Fête le 14 novembre.

Ce saint évêque, doux et cha­ri­table, fut un émule de son con­temporain saint François de Sales, par son zèle apos­to­lique et son sou­ci de l’orthodoxie dans l’Eglise. Il est le seul de ses enfants appar­te­nant à un rite orien­tal (si nous excep­tons deux prin­cesses de Polotsk, les saintes Euphrasyne et Praxède, abbesses du monas­tère du Saint-​Sauveur, mortes, la pre­mière à Jérusalem en 1173, la seconde à Rome en 1239, et Michel Ghébré, prêtre abys­sin, béa­ti­fié en 1926), que l’Eglise catho­lique ait éle­vé sur les autels, depuis la sépa­ra­tion de Photius et de Michel Cérulaire (ixe et xie siècles).

Naissance hors du bercail.

L’an 1580, dans la ville de Vladimir, en Volhynie, sous le gou­vernement polo­nais, on appor­tait à l’église Sainte-​Parascève, un petit enfant, fils d’un Slave. Le bap­tême eut lieu selon le rite gréco-​slave, et l’enfant reçut le nom de Jean.

A ce moment l’Eglise ruthène, à laquelle appar­te­nait le nou­veau-​né, était encore sépa­rée de Rome. C’est seule­ment quinze ans après, le 23 novembre 1595, que la sou­mis­sion se fît, entre les mains du Pape Clément VIII ; encore ne fut-​elle pro­cla­mée que le 10 octobre de l’année sui­vante à Brest-Litowsk.
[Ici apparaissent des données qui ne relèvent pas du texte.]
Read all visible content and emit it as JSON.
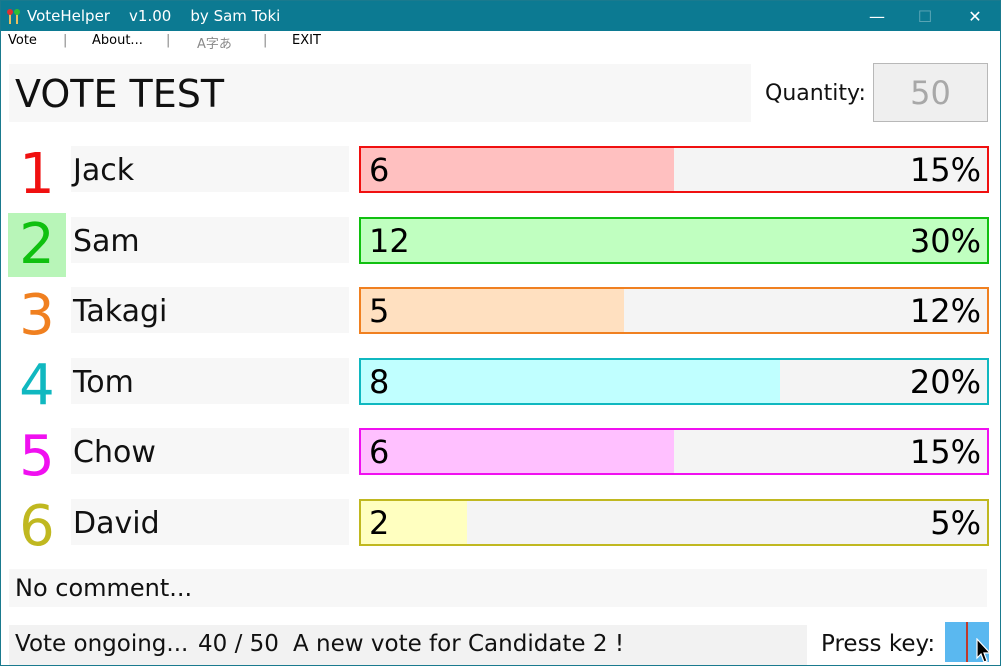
{
  "window": {
    "title": "VoteHelper    v1.00    by Sam Toki",
    "minimize_glyph": "—",
    "maximize_glyph": "☐",
    "close_glyph": "✕"
  },
  "menu": {
    "items": [
      {
        "label": "Vote"
      },
      {
        "label": "About..."
      },
      {
        "label": "A字あ"
      },
      {
        "label": "EXIT"
      }
    ],
    "separator": "|"
  },
  "header": {
    "title": "VOTE TEST",
    "quantity_label": "Quantity:",
    "quantity_value": "50"
  },
  "candidates": [
    {
      "num": "1",
      "name": "Jack",
      "count": "6",
      "percent": "15%",
      "fill": 0.5,
      "color": "#f01010",
      "fill_color": "#ffc0c0"
    },
    {
      "num": "2",
      "name": "Sam",
      "count": "12",
      "percent": "30%",
      "fill": 1.0,
      "color": "#10c010",
      "fill_color": "#c0ffc0",
      "highlight": true
    },
    {
      "num": "3",
      "name": "Takagi",
      "count": "5",
      "percent": "12%",
      "fill": 0.42,
      "color": "#f08020",
      "fill_color": "#ffe0c0"
    },
    {
      "num": "4",
      "name": "Tom",
      "count": "8",
      "percent": "20%",
      "fill": 0.67,
      "color": "#10b8c0",
      "fill_color": "#c0ffff"
    },
    {
      "num": "5",
      "name": "Chow",
      "count": "6",
      "percent": "15%",
      "fill": 0.5,
      "color": "#f010f0",
      "fill_color": "#ffc0ff"
    },
    {
      "num": "6",
      "name": "David",
      "count": "2",
      "percent": "5%",
      "fill": 0.17,
      "color": "#c0b820",
      "fill_color": "#ffffc0"
    }
  ],
  "comment": "No comment...",
  "status": {
    "state": "Vote ongoing...",
    "progress": "40 / 50",
    "message": "A new vote for Candidate 2 !",
    "press_key_label": "Press key:"
  }
}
Gabriel Koncewicz (on pro­nonce Kontsevitch), père du petit Jean, était conseiller muni­ci­pal de Vladimir. La mère, Marine, était digne de for­mer le cœur du futur arche­vêque de Polock ; elle y dépo­sa les germes d’une pié­té et d’une ver­tu pré­coces, et veilla avec une intelli­gente sol­li­ci­tude sur leur développement.

Le culte des images est très répan­du dans les Eglises orien­tales : Jean apprit à les peindre, et ce tra­vail devint l’une de ses plus chères dis­trac­tions. Il fit des pro­grès rapides dans l’étude des langues ruthène, polo­naise et slave ; mais l’instruction reli­gieuse avait ses préférences.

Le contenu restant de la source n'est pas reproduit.